Our law does not require that a patient be informed by a medical practitioner of possible malpractice before prescription will begin to toll. Lambert v. Metrailer, 485 So.2d 69 (La.App. 1st Cir.1986), writ denied, 488 So.2d 1023 (La.1986). Following Charles' examinations by Drs. Trahan and Goldware, he had sufficient command of the operative facts to excite further inquiry by him of possible negligence on the part of those who had previously attended him. Although plaintiff may not have known the full extent of his neck problems in May of 1982, he was aware of sufficient facts to put him on notice of the possible negligent treatment of his neck injury. Therefore, for these reasons, we conclude that plaintiffs’ suit filed on August 10, 1984 was untimely.

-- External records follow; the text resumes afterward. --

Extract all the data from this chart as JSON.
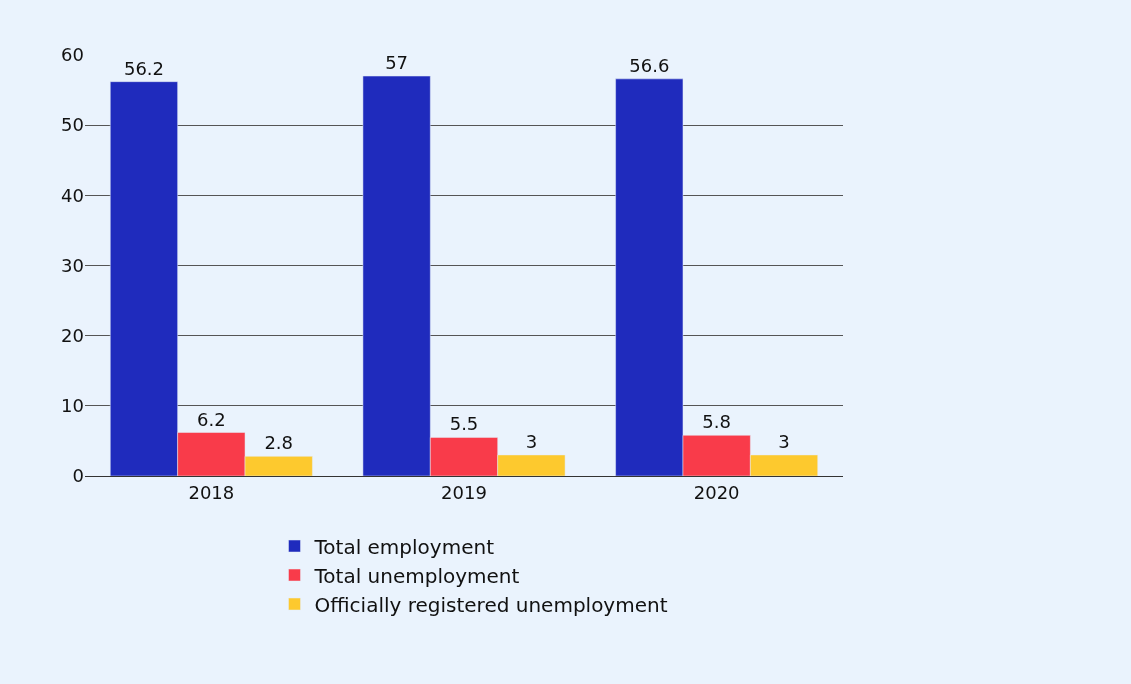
{
  "chart_data": {
    "type": "bar",
    "categories": [
      "2018",
      "2019",
      "2020"
    ],
    "series": [
      {
        "name": "Total employment",
        "color": "#1f2bbd",
        "values": [
          56.2,
          57,
          56.6
        ]
      },
      {
        "name": "Total unemployment",
        "color": "#f93b4a",
        "values": [
          6.2,
          5.5,
          5.8
        ]
      },
      {
        "name": "Officially registered unemployment",
        "color": "#fdc92e",
        "values": [
          2.8,
          3,
          3
        ]
      }
    ],
    "ylim": [
      0,
      60
    ],
    "yticks": [
      0,
      10,
      20,
      30,
      40,
      50,
      60
    ],
    "grid": "y",
    "legend": "bottom",
    "data_labels": true
  }
}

For the above and foregoing reasons, the judgment of the trial court is affirmed. Plaintiffs are assessed with all costs of this appeal.

AFFIRMED.

. On motion of the plaintiffs, Diagnostic Radiology Associates was dismissed from the suit with prejudice on June 12, 1985.

. The evidence at the hearing on the exceptions consisted solely of the depositions of Charles Monceaux, Dr. James Trahan and Dr. Stephen Goldware. Therefore, we rely on the plaintiffs’ petition for those facts not established through the above depositions.

. Dr. Trahan explained in his deposition of May 2, 1985 that a subluxation is a forceful dislocation of one bone onto the other with torn ligaments and muscles.